In sales training, formal learning usually goes a little something like this:

  • You get a bunch of new reps into a room.
  • You take them through a series of lessons or presentations.
  • You give them some e-learning modules to do on their own time.
  • You add on some reading material to pore over when they have a moment.
  • You test their knowledge to see how much they learned.

Then there’s the informal learning. Job shadowing, mentorship, and ad-hoc coaching fall into this category. Where formal programs emphasize structured knowledge, informal training skews toward building skills and experience.

Together, they form the basis of what most of us know as an onboarding program. But over 90% of employees would say you’re missing a really important componentthe most important component because it’s actually their preferred way of learning.

It’s social sharing, and it’s all about swapping stories and exchanging experiences with the other reps on your team. (Nothing to do with Twitter, sorry!) In other words, everyone on your team simultaneously learns from and teaches others around them.

For the team, by the team

Social sharing as a training tool has roots in a theory called social learning. Long story short, it posits that people learn in social contexts like the workplace by observing the behaviours of others, the context around them, and the consequences that follow. Good things happen? You’re more likely to model the same actions so you’ll be rewarded too. Bad things happen? You’ve learned to avoid those actions vicariously so you won’t meet the same fate.

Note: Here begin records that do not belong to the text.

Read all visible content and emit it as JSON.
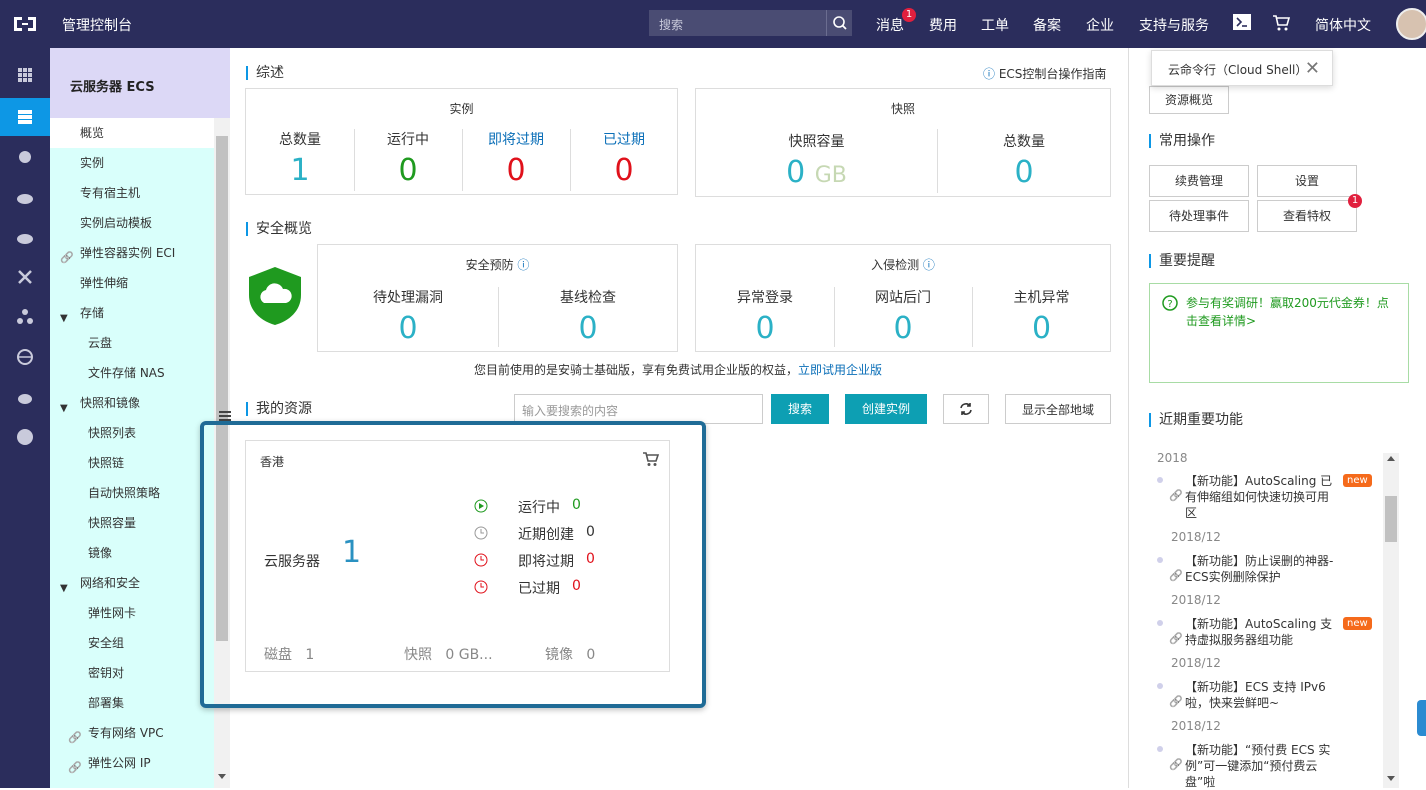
{
  "topbar": {
    "brand": "管理控制台",
    "search_placeholder": "搜索",
    "nav": [
      {
        "label": "消息",
        "badge": "1"
      },
      {
        "label": "费用"
      },
      {
        "label": "工单"
      },
      {
        "label": "备案"
      },
      {
        "label": "企业"
      },
      {
        "label": "支持与服务"
      },
      {
        "label": "简体中文"
      }
    ]
  },
  "sidebar": {
    "header": "云服务器 ECS",
    "items": [
      {
        "label": "概览"
      },
      {
        "label": "实例"
      },
      {
        "label": "专有宿主机"
      },
      {
        "label": "实例启动模板"
      },
      {
        "label": "弹性容器实例 ECI"
      },
      {
        "label": "弹性伸缩"
      },
      {
        "label": "存储"
      },
      {
        "label": "云盘"
      },
      {
        "label": "文件存储 NAS"
      },
      {
        "label": "快照和镜像"
      },
      {
        "label": "快照列表"
      },
      {
        "label": "快照链"
      },
      {
        "label": "自动快照策略"
      },
      {
        "label": "快照容量"
      },
      {
        "label": "镜像"
      },
      {
        "label": "网络和安全"
      },
      {
        "label": "弹性网卡"
      },
      {
        "label": "安全组"
      },
      {
        "label": "密钥对"
      },
      {
        "label": "部署集"
      },
      {
        "label": "专有网络 VPC"
      },
      {
        "label": "弹性公网 IP"
      }
    ]
  },
  "overview": {
    "title": "综述",
    "guide_link": "ECS控制台操作指南",
    "instances": {
      "title": "实例",
      "total_label": "总数量",
      "total": "1",
      "running_label": "运行中",
      "running": "0",
      "expiring_label": "即将过期",
      "expiring": "0",
      "expired_label": "已过期",
      "expired": "0"
    },
    "snapshots": {
      "title": "快照",
      "capacity_label": "快照容量",
      "capacity": "0",
      "capacity_unit": "GB",
      "total_label": "总数量",
      "total": "0"
    }
  },
  "security": {
    "title": "安全概览",
    "warning": {
      "title": "安全预防",
      "vuln_label": "待处理漏洞",
      "vuln": "0",
      "baseline_label": "基线检查",
      "baseline": "0"
    },
    "intrusion": {
      "title": "入侵检测",
      "login_label": "异常登录",
      "login": "0",
      "backdoor_label": "网站后门",
      "backdoor": "0",
      "host_label": "主机异常",
      "host": "0"
    },
    "note": "您目前使用的是安骑士基础版，享有免费试用企业版的权益，",
    "note_link": "立即试用企业版"
  },
  "resources": {
    "title": "我的资源",
    "search_placeholder": "输入要搜索的内容",
    "search_btn": "搜索",
    "create_btn": "创建实例",
    "show_all_btn": "显示全部地域",
    "card": {
      "region": "香港",
      "server_label": "云服务器",
      "server_count": "1",
      "running_label": "运行中",
      "running": "0",
      "recent_label": "近期创建",
      "recent": "0",
      "expiring_label": "即将过期",
      "expiring": "0",
      "expired_label": "已过期",
      "expired": "0",
      "disk_label": "磁盘",
      "disk": "1",
      "snapshot_label": "快照",
      "snapshot": "0 GB...",
      "image_label": "镜像",
      "image": "0"
    }
  },
  "right": {
    "tooltip": "云命令行（Cloud Shell）",
    "resource_overview_btn": "资源概览",
    "common_title": "常用操作",
    "common_ops": [
      "续费管理",
      "设置",
      "待处理事件",
      "查看特权"
    ],
    "privilege_badge": "1",
    "reminder_title": "重要提醒",
    "reminder_text": "参与有奖调研！赢取200元代金券！点击查看详情>",
    "features_title": "近期重要功能",
    "features": [
      {
        "date": "2018",
        "text1": "【新功能】AutoScaling 已",
        "text2": "有伸缩组如何快速切换可用",
        "text3": "区",
        "new": "new"
      },
      {
        "date": "2018/12",
        "text1": "【新功能】防止误删的神器-",
        "text2": "ECS实例删除保护"
      },
      {
        "date": "2018/12",
        "text1": "【新功能】AutoScaling 支",
        "text2": "持虚拟服务器组功能",
        "new": "new"
      },
      {
        "date": "2018/12",
        "text1": "【新功能】ECS 支持 IPv6",
        "text2": "啦，快来尝鲜吧~"
      },
      {
        "date": "2018/12",
        "text1": "【新功能】“预付费 ECS 实",
        "text2": "例”可一键添加“预付费云",
        "text3": "盘”啦"
      }
    ]
  }
}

Whereas other training components are pretty top-down, social sharing provides bottom-up (or even same-level) opportunities for learning.

Learning by example is a pretty powerful approach, too – especially in a complex and information-dense field like sales

It’s continuous

Learning never stops when you tap into the experiences of others, because others are constantly gaining new experience.

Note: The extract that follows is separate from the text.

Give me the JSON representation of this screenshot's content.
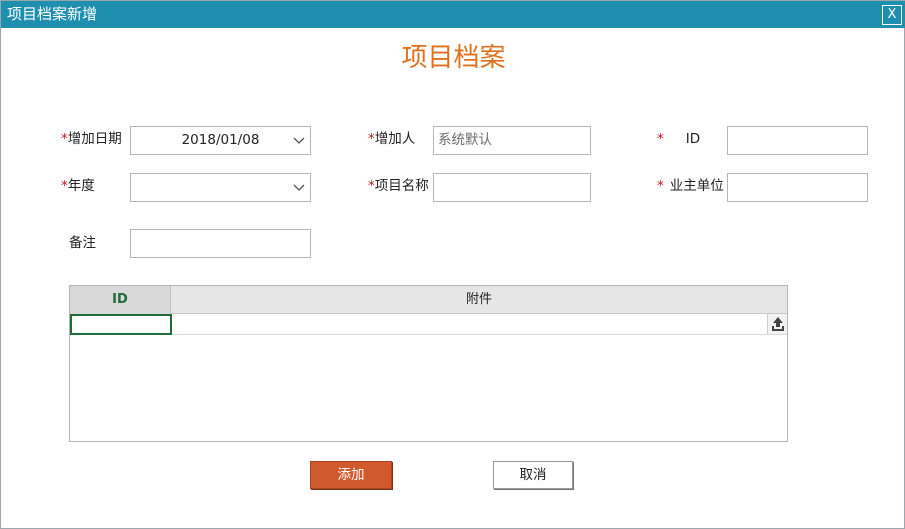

It gives learning to everyone

Brand new recruit or seasoned sales veteran, in-house or remote employee, anyone on your team can learn from the successes and failures of others. 

It taps into tribal knowledge

Formal sales training misses out on the knowledge trapped in your reps’ heads. But lots of that tribal knowledge comes out when you give reps a place to share their stories.

It reinforces your culture

Shared experiences connect reps who have similar challenges and interests, across different territories or offices, who wouldn’t normally interact.  

It empowers others to share

By modelling sharing behaviours and tying them with positive outcomes, you can encourage reps to follow suit using social learning.

Put those stories to work

Ready to put social sharing to work training your team? Great – we’ve got you covered with these three tips:

  1. Put learning in one place

Reps already have enough tools, windows, and tabs open at any given time. Putting your knowledge in a central place – ideally, a system that integrates across the platforms you use – makes retrieval much easier, especially if there’s robust search and navigation so reps can get information when they need it most.

  1. Make it part of your workflow

Reps don’t have a lot of extra time to spare, either. Putting learning as close to their everyday workflow helps. Connecting stories, tips, and experiences directly to the content in your sales playbook is a great way to do this, as reps already use that material on a regular basis.

  1. Set an example

Reps learn to share from three main sources: managers who provide cues in the form of rewards, punishments, and behaviour modelling; coworkers who find success in their own approach; and in-team competition that provides a target to hit – and surpass. 

 

So what stories are your reps telling?